WIE HABAKUK DIE WELT ERLEBTE 12

Ich setzte nach Afrika über, mein lieber Onkel Habakuk und zog gegen Süden. Je südlicher ich kam, desto wärmer wurde es, bis es schließlich so heiß und üppig war, dass meine Eselin Ruhla ihr Los zu verfluchen begann. Sie wollte lieber Polaresel sein, entnahm ich der Klage in ihrem keuchenden Atem. Nach beschwerlichen Tagen gelangte ich zu den Buschnegern, die dort wohnen, wo der Äquator wie ein roter Strich durch die Wüste verläuft. Ich ließ meine Eselin im Schatten eines totgehungerten Löwen zurück und begab mich in die Oase. Die Buschneger, die ich hier antraf, waren so schwarz wie die Nacht, sodass sie selbst beim grellen Sonnenlicht nur wie Schatten aussahen. Sie waren dermaßen dunkel, dass selbst sie sich voreinander fürchteten. Deshalb bemalten sie sich mit kunterbunten Farben, grün, gelb und rot und steckten sich prächtige Feder von Pfauen und Riesenpapageien in die Haare. Geschminkt sahen sie etwas weniger furchterregend aus.

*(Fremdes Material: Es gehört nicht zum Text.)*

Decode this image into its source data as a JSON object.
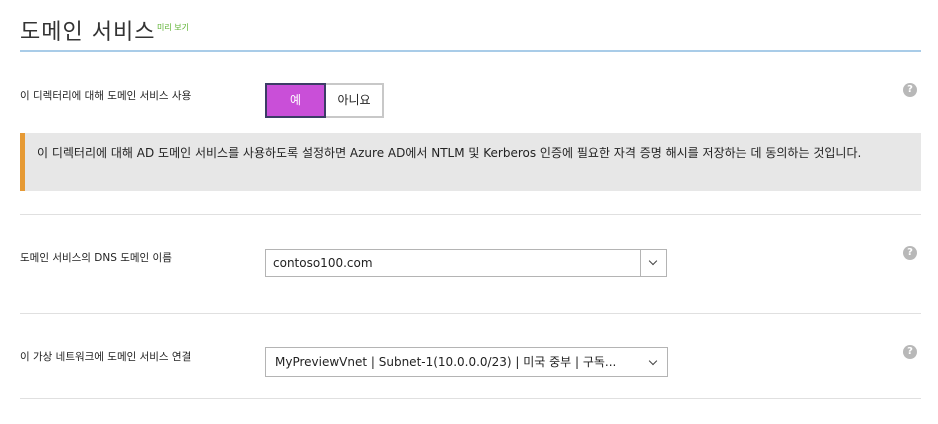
{
  "header": {
    "title": "도메인 서비스",
    "preview_badge": "미리 보기"
  },
  "enable_row": {
    "label": "이 디렉터리에 대해 도메인 서비스 사용",
    "toggle_yes": "예",
    "toggle_no": "아니요",
    "selected": "예"
  },
  "notice": {
    "text": "이 디렉터리에 대해 AD 도메인 서비스를 사용하도록 설정하면 Azure AD에서 NTLM 및 Kerberos 인증에 필요한 자격 증명 해시를 저장하는 데 동의하는 것입니다."
  },
  "dns_row": {
    "label": "도메인 서비스의 DNS 도메인 이름",
    "value": "contoso100.com"
  },
  "vnet_row": {
    "label": "이 가상 네트워크에 도메인 서비스 연결",
    "value": "MyPreviewVnet | Subnet-1(10.0.0.0/23) | 미국 중부 | 구독..."
  },
  "help_icon_glyph": "?",
  "colors": {
    "toggle_selected": "#c94fd8",
    "notice_accent": "#e69a35",
    "header_rule": "#a9cce8",
    "preview_badge": "#5bb12f"
  }
}
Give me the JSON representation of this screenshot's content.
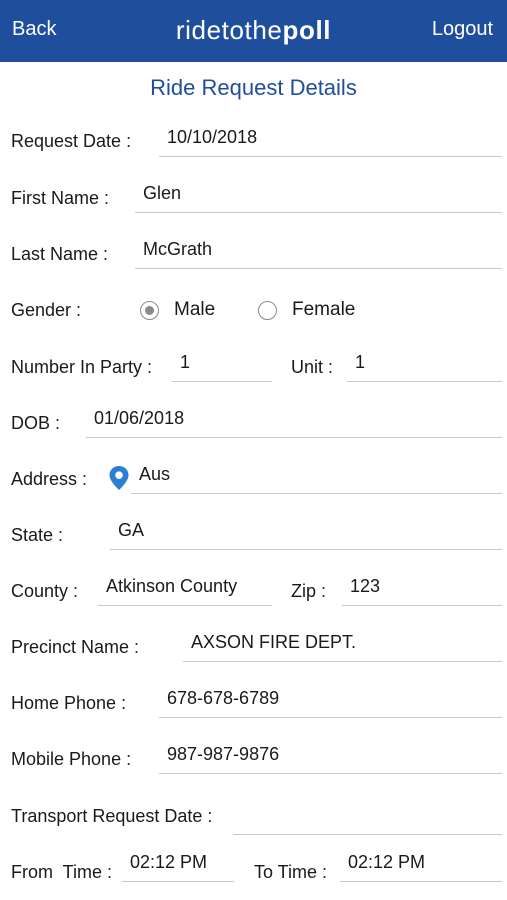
{
  "navbar": {
    "back_label": "Back",
    "logout_label": "Logout",
    "brand_light": "ridetothe",
    "brand_bold": "poll"
  },
  "page_title": "Ride Request Details",
  "fields": {
    "request_date": {
      "label": "Request Date :",
      "value": "10/10/2018"
    },
    "first_name": {
      "label": "First Name :",
      "value": "Glen"
    },
    "last_name": {
      "label": "Last Name :",
      "value": "McGrath"
    },
    "gender": {
      "label": "Gender :",
      "options": [
        "Male",
        "Female"
      ],
      "selected": "Male"
    },
    "number_in_party": {
      "label": "Number In Party :",
      "value": "1"
    },
    "unit": {
      "label": "Unit :",
      "value": "1"
    },
    "dob": {
      "label": "DOB :",
      "value": "01/06/2018"
    },
    "address": {
      "label": "Address :",
      "value": "Aus",
      "icon": "location-pin-icon"
    },
    "state": {
      "label": "State :",
      "value": "GA"
    },
    "county": {
      "label": "County :",
      "value": "Atkinson County"
    },
    "zip": {
      "label": "Zip :",
      "value": "123"
    },
    "precinct_name": {
      "label": "Precinct Name :",
      "value": "AXSON FIRE DEPT."
    },
    "home_phone": {
      "label": "Home Phone :",
      "value": "678-678-6789"
    },
    "mobile_phone": {
      "label": "Mobile Phone :",
      "value": "987-987-9876"
    },
    "transport_request_date": {
      "label": "Transport Request Date :",
      "value": ""
    },
    "from_time": {
      "label": "From  Time :",
      "value": "02:12 PM"
    },
    "to_time": {
      "label": "To Time :",
      "value": "02:12 PM"
    }
  },
  "colors": {
    "navbar_bg": "#1f4e9c",
    "title_color": "#1f4e9c",
    "pin_color": "#2a7fd4",
    "underline": "#c8c8c8"
  }
}
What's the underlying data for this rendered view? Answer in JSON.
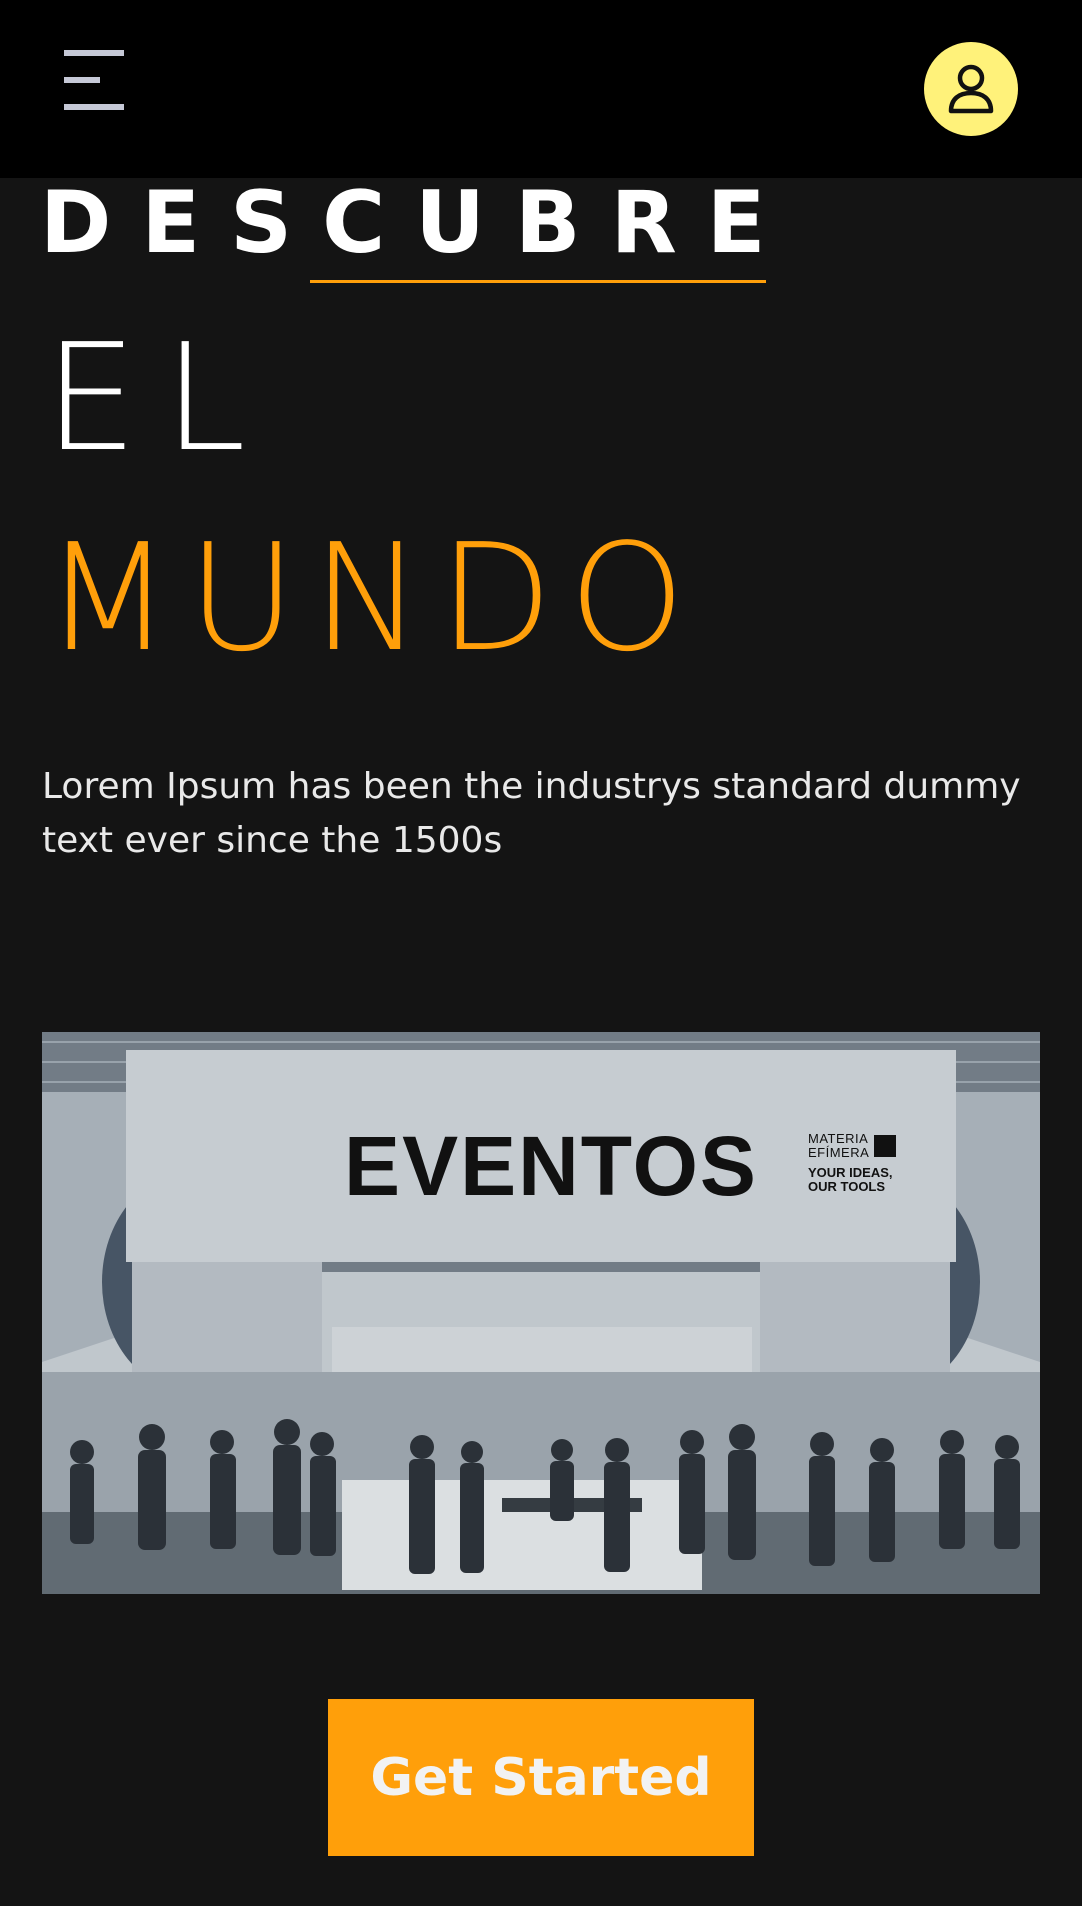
{
  "header": {
    "menu_icon": "hamburger-menu-icon",
    "profile_icon": "user-icon",
    "profile_bg": "#fff27a"
  },
  "hero": {
    "line1": "DESCUBRE",
    "line2": "EL",
    "line3": "MUNDO",
    "accent": "#ff9f0a",
    "description": "Lorem Ipsum has been the industrys standard dummy text ever since the 1500s"
  },
  "banner": {
    "sign_title": "EVENTOS",
    "brand_name": "MATERIA\nEFÍMERA",
    "brand_tagline": "YOUR IDEAS,\nOUR TOOLS"
  },
  "cta": {
    "label": "Get Started"
  }
}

Als sie mich erblickten, wollen sie mich gleich zum Mittagsmahl verspeisen, weil sie meinten, dadurch könnten sie auch schön weiß werden, wie ich. Sie setzten mich also in den Kochtopf und befahlen dem Magier, mich zuzubereiten. Dies aber ging nach folgendem Rezept: das Gericht (in diesem Fall ich selbst) wird in eine große Holzpfanne gelegt, die Holzpfanne aber aufs Feuer. (Hier kennt man keine Eisenpfannen). Die Kochzeit beträgt eine halbe Pfannenbrandlänge.

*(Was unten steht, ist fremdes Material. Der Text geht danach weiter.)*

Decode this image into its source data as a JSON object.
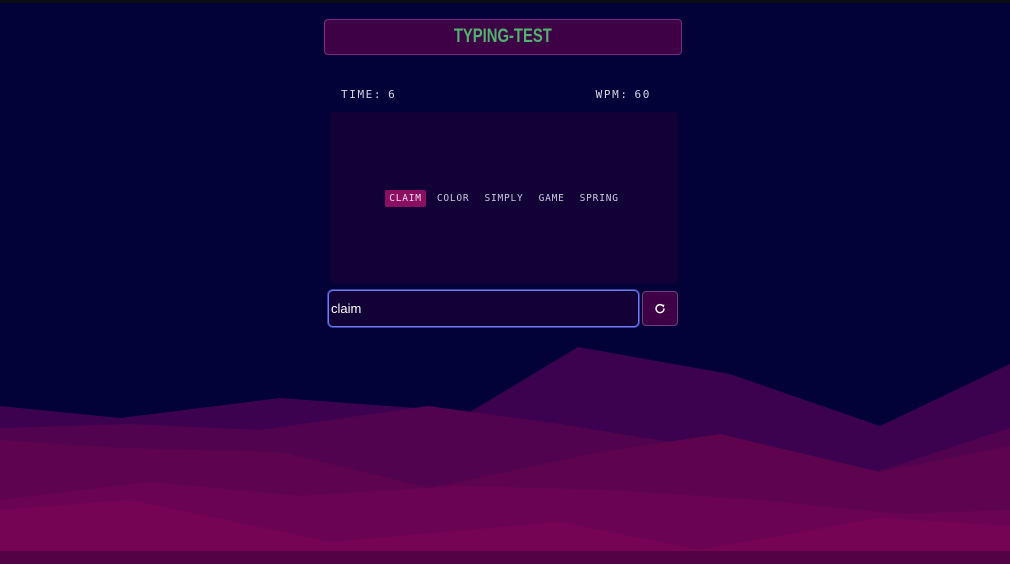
{
  "header": {
    "title": "TYPING-TEST"
  },
  "stats": {
    "time_label": "TIME:",
    "time_value": "6",
    "wpm_label": "WPM:",
    "wpm_value": "60"
  },
  "words": [
    {
      "text": "CLAIM",
      "active": true
    },
    {
      "text": "COLOR",
      "active": false
    },
    {
      "text": "SIMPLY",
      "active": false
    },
    {
      "text": "GAME",
      "active": false
    },
    {
      "text": "SPRING",
      "active": false
    }
  ],
  "input": {
    "value": "claim"
  },
  "reset": {
    "icon": "reload-icon"
  },
  "colors": {
    "background": "#020138",
    "title": "#4fb36d",
    "active_word_bg": "#8a0f63",
    "panel": "#3f0145"
  }
}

Ich sah, dass diesmal die letzte Etappe meiner Reise in dieser Welt erreicht war und bat die Buschneger, dir lieber Onkel eine Todesanzeige schicken zu dürfen. Diese willigten ein. Ich ging also meine Eselin holen, da sich mein Schreibzeug in der Reisetasche befand. Das war aber meine Rettung. Als ich nämlich mit der guten Ruhla zurückkehrte, sind meine Gastgeber außer sich geraten. Sie stürzten sich auf das Tier, umtanzten es, streichelten es, betasteten seinen Hintern und bestaunten es. Um mich kümmerten sie sich nicht mehr. Ich nahm an, sie würden an meiner Statt die Eselin kochen wollen und verschwand unbemerkt. Ich kam aber nicht weit, da stieß ich auf die Negerfrauen, die gerade beim Holzfällen waren. Sie arbeiteten hart, schleppten riesige Stämme und schwere Reisigbündel und stöhnten unter der Last. Denn dies habe ich dir noch nicht gesagt: die Buschmänner rührten nichts an. „Uru-Bukra, der große Geist, erklärte mir später der Häuptling, schuf den Mann nach seinem Bild. Weil aber Uru-Bukra schön ist, ist der Mann schön. Arbeit macht hässlich. Darum schickt Uru-Bukra dem Mann die Frau. Die Frau ist nicht schön, sie arbeitet.“
Während ich den schwarzen Frauen zusah, (sie hatten sehr-sehr wenig Kleider an und waren übrigens gar nicht so unschön, wie dies der Häuptling behauptet hatte), bemerkte ich nicht, dass mich die Männer eingekreist hatten. „Also doch“, dachte ich. Ich fand es demütigend, mit der Eselin im gleichen Topf gekocht zu werden, doch was konnte ich schon tun?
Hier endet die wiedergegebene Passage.